A RECENT report by the Planning and Economic Development Ministry has indicated an orientation to establish integrated and collaborative ‘industrial clusters’ to operate in some fields of production. It’s a new concept that comes in harmony with the state’s overall policy of modernising all components of the national economy and continually invigorating the entire process of economic development. In contemporary literature on economic development, industrial clusters are considered a model of choice for the optimisation of production and associated services, given the model’s capacity to speed up both pre-production and post-production arrangements. In the pre-production stage, industrial clusters provide faster means of acquiring resources and components. And in the post-production stage, the cluster model ensures equally faster logistics and more efficient means of product delivery and distribution. In its recent report, the Planning Ministry made special reference to the spinning and weaving industry and woodworks as two fields where industrial clusters would be introduced under the 2021/2022 plan for industrial development. Given the country’s large manufacturing base and established expertise in both industries, the introduction of the cluster model would further enable these industries to promote more efficient access to larger marketing opportunities at home and abroad, taking advantage of the proximity of the sources of production requirements and the availability of logistics close by.
One more advantage of establishing industrial clusters is their potential to increase and diversify the local component’s share in the entire manufacturing base – in itself one of the areas of priority in the ongoing state drive to realise economic comprehensive and sustainable economic development. And there additionally are expectations that the provision of digital services to the industrial clusters would bolster the capacity of the manufacturers operating in the clusters to optimise cost-effect assessment, in addition to widening the scope of digital transformation. In this regard, the Planning Ministry indicated in its report that developing the market digital platform would simultaneously help manufacturers better define their marketing and distribution opportunities and would also facilitate the provision of technology solutions to small and medium-sized companies, certainly lessening the cost and time of having to seek such solutions away from the portal. Complementing this portal is the planned launch of a unified network for entrepreneurship to serve as a shared forum for the presentation and consideration of initiatives forwarded by entrepreneurs.
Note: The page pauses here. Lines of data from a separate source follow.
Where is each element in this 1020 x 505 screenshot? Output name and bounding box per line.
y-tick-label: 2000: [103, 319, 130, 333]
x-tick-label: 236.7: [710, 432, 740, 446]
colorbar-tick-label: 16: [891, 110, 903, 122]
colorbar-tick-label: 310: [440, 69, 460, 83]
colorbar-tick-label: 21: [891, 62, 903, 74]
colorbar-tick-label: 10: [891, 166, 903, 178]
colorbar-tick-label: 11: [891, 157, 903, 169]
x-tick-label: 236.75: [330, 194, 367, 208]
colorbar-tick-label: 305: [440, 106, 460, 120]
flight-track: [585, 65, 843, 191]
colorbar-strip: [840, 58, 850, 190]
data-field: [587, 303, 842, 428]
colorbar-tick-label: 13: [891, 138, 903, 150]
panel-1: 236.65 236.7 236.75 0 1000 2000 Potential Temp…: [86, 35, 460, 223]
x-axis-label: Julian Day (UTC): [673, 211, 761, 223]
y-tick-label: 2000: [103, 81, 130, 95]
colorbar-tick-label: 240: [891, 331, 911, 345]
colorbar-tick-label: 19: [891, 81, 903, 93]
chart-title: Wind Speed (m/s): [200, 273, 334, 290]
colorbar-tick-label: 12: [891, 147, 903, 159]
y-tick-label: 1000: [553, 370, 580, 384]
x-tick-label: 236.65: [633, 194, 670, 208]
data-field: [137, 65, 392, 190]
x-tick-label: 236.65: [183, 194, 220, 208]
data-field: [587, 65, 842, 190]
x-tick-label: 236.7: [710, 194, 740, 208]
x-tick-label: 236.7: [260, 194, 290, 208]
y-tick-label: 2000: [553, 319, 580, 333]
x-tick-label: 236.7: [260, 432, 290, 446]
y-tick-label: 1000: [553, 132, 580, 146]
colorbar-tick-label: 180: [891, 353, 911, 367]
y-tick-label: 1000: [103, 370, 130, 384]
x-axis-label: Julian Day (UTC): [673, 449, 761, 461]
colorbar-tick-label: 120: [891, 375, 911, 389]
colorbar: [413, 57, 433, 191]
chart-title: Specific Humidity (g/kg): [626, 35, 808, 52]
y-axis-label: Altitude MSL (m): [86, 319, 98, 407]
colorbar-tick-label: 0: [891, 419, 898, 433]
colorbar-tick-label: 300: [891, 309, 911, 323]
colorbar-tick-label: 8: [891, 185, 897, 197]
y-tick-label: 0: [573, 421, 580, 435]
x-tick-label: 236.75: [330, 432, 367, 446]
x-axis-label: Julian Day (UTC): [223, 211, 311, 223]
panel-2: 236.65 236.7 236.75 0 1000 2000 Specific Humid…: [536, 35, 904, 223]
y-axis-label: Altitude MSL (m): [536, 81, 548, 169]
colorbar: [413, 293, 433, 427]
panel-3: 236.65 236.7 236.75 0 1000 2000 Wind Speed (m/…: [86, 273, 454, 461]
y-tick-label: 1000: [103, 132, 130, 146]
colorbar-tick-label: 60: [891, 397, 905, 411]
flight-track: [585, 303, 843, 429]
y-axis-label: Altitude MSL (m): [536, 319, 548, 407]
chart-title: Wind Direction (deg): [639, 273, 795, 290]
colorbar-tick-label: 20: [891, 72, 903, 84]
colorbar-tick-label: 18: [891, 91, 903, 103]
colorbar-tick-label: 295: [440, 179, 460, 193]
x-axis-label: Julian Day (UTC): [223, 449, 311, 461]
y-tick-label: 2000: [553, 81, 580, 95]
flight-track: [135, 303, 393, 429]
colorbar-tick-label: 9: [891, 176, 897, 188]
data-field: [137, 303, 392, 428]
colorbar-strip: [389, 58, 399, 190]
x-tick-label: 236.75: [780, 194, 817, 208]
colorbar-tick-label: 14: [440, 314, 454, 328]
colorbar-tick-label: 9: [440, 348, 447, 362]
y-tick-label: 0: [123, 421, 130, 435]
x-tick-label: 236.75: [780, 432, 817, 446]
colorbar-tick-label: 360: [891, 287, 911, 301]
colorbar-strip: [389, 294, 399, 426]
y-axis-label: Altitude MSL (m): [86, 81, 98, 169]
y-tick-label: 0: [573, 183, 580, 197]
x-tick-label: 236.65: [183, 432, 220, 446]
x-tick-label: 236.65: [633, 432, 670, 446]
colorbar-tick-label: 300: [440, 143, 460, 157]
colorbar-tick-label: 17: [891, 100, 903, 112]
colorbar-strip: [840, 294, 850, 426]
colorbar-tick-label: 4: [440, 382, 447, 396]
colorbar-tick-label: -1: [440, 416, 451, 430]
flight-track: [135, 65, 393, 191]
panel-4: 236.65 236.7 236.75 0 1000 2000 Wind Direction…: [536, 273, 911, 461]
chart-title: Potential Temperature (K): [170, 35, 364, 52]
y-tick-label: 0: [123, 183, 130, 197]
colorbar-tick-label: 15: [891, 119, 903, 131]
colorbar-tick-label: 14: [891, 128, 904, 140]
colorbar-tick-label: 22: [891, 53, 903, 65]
Again, small and medium-sized industries stand to benefit from the availability of such a forum, consequently enhancing their potentials and prospects for growth in parallel with the state’s targeted expansion of big and heavy industries. Explaining the attention that the state is currently paying to the modernisation and beefing up of the industrial sector, including through developing such new models as the industrial clusters, Planning Minister Dr Hala al-Saeed has noted that the industrial sector generates some 17 per cent of the Gross National Product and absorbs nearly 15 per cent of the country’s regular workforce; hence the worthiness of bolstering the material and technological resources deemed necessary for this sector to remain on a growth course.